Thursday, October 22, 2015

'70s Horror Poll: Nosferatu the Vampyre

#15 - 7 votes

Werner Herzog's 1979 remake of F.W. Murnau's Nosferatu, titled Nosferatu the Vampyre in the U.S. and Nosferatu: Phantom der Nacht in Europe, is one of the handful of remakes I prefer to the original. Measuring a silent film against a movie made five decades later is unfair, and Murnau's original is a great film that remains creepily effective nearly a century later. But while Herzog intended to honor Murnau and his film with his own, recreating iconic images from the original, his Nosferatu stands on its own as a uniquely poetic and haunting experience.

Klaus Kinski's performance as the cursed Count Dracula - unlike Murnau's film, Herzog was free to use the character names from Bram Stoker's novel - is my favorite of his and Herzog's legendary five-film collaboration. His Dracula is neither as purely monstrous as Max Schreck's Count Orlok nor the tragic, sexy version played by Frank Langella in the big-budget production of Dracula that was also released in 1979. Kinski's count is truly alien, an otherworldly presence that inspires our pity if not empathy. In his scenes with the perfectly cast Isabella Adjani - the movie would be the ideal center of an Adjani triple feature bookended by The Story of Adele H. and Possession - Kinski is less menacing than chilling, as Herzog is less interested in the romantic readings of the story than in what would be the pitiful reality of a vampire's existence.

Like the ghoul in Fuseli's The Nightmare, the vampire bound to destroy any object of his affections and literally bring death wherever he goes. As in Murnau's version, Dracula spreads a literal plague, which gives Herzog the opportunity to stage an eerily silent apocalypse that ends on a more unsettling note than the original. Along with the movie's hallucinatory images of bats filmed in slow motion, real, rotting mummies and other characteristically Herzogian images of nature as threatening and ominous, Nosferatu is subtly but thoroughly frightening. Herzog isn't interested in big scares, and I know this one makes some horror fans sleepy, but viewed in the right frame of mind, Nosferatu is quite freaky in its own peculiar way.

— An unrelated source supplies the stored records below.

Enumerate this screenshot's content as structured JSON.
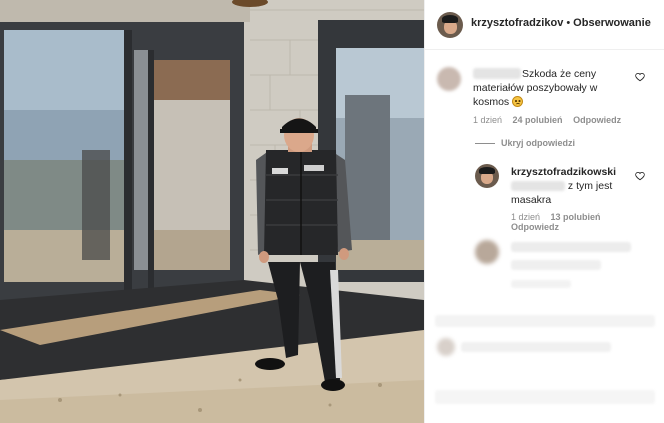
{
  "post": {
    "photo_alt": "Man in black vest standing in front of large glass windows of a house under construction"
  },
  "header": {
    "username": "krzysztofradzikov",
    "separator": "•",
    "follow_label": "Obserwowanie"
  },
  "comments": [
    {
      "username_redacted": true,
      "text_line1": "Szkoda że ceny",
      "text_line2": "materiałów poszybowały w",
      "text_line3": "kosmos",
      "emoji": "sad-face",
      "time": "1 dzień",
      "likes": "24 polubień",
      "reply_label": "Odpowiedz",
      "toggle_replies": "Ukryj odpowiedzi",
      "replies": [
        {
          "username": "krzysztofradzikowski",
          "text_tail": "z tym jest",
          "text_line2": "masakra",
          "time": "1 dzień",
          "likes": "13 polubień",
          "reply_label": "Odpowiedz"
        }
      ]
    }
  ],
  "colors": {
    "text": "#262626",
    "meta": "#8e8e8e",
    "divider": "#efefef"
  }
}
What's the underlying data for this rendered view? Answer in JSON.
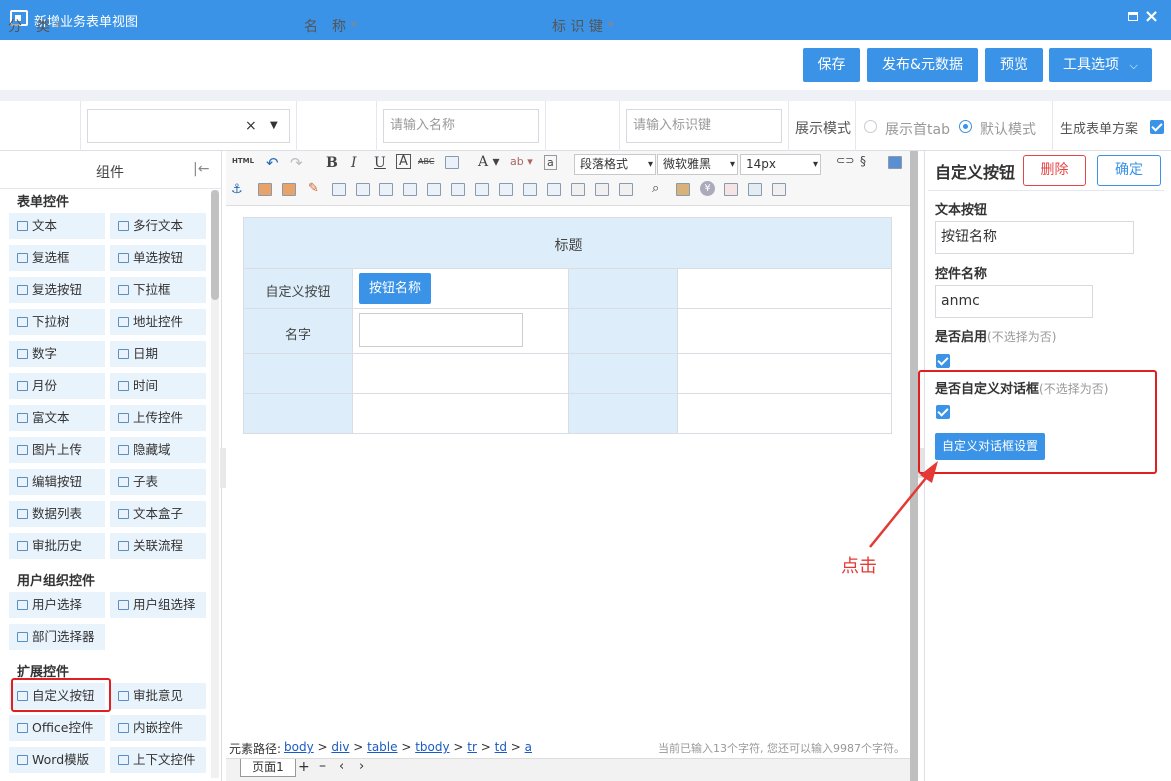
{
  "window": {
    "title": "新增业务表单视图"
  },
  "top_buttons": {
    "save": "保存",
    "publish": "发布&元数据",
    "preview": "预览",
    "tools": "工具选项"
  },
  "form": {
    "category_label": "分　类",
    "category_value": "",
    "name_label": "名　称",
    "name_placeholder": "请输入名称",
    "key_label": "标 识 键",
    "key_placeholder": "请输入标识键",
    "required_mark": "*",
    "display_mode_label": "展示模式",
    "mode_first_tab": "展示首tab",
    "mode_default": "默认模式",
    "gen_scheme_label": "生成表单方案"
  },
  "components": {
    "header": "组件",
    "sections": [
      {
        "title": "表单控件",
        "items": [
          "文本",
          "多行文本",
          "复选框",
          "单选按钮",
          "复选按钮",
          "下拉框",
          "下拉树",
          "地址控件",
          "数字",
          "日期",
          "月份",
          "时间",
          "富文本",
          "上传控件",
          "图片上传",
          "隐藏域",
          "编辑按钮",
          "子表",
          "数据列表",
          "文本盒子",
          "审批历史",
          "关联流程"
        ]
      },
      {
        "title": "用户组织控件",
        "items": [
          "用户选择",
          "用户组选择",
          "部门选择器"
        ]
      },
      {
        "title": "扩展控件",
        "items": [
          "自定义按钮",
          "审批意见",
          "Office控件",
          "内嵌控件",
          "Word模版",
          "上下文控件"
        ]
      }
    ]
  },
  "editor": {
    "toolbar": {
      "html": "HTML",
      "paragraph": "段落格式",
      "font": "微软雅黑",
      "size": "14px"
    },
    "table": {
      "title": "标题",
      "row1_label": "自定义按钮",
      "row1_button": "按钮名称",
      "row2_label": "名字"
    },
    "path_label": "元素路径:",
    "path": [
      "body",
      "div",
      "table",
      "tbody",
      "tr",
      "td",
      "a"
    ],
    "char_count": "当前已输入13个字符, 您还可以输入9987个字符。",
    "page_tab": "页面1"
  },
  "properties": {
    "title": "自定义按钮",
    "delete": "删除",
    "confirm": "确定",
    "text_label": "文本按钮",
    "text_value": "按钮名称",
    "name_label": "控件名称",
    "name_value": "anmc",
    "enable_label": "是否启用",
    "enable_hint": "(不选择为否)",
    "custom_dialog_label": "是否自定义对话框",
    "custom_dialog_hint": "(不选择为否)",
    "dialog_settings": "自定义对话框设置"
  },
  "annotation": {
    "text": "点击",
    "color": "#e53935"
  },
  "colors": {
    "primary": "#3a93e6",
    "danger": "#e64545",
    "light_blue": "#ddeefa"
  }
}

U.S. Release Date: October 5, 1979 (Also released that week: 10, Starting Over)

1 comment:

Chris said...

I also prefer the 1979 film to the original. I liked the way Herzog slowly builds the tension on the journey up to the mountain. I was also impressed how the wind outside created an eerie atmosphere, and how uneasy breathing at the castle keeps us on edge, and this was obviously thanks to the performance of Klaus Kinski.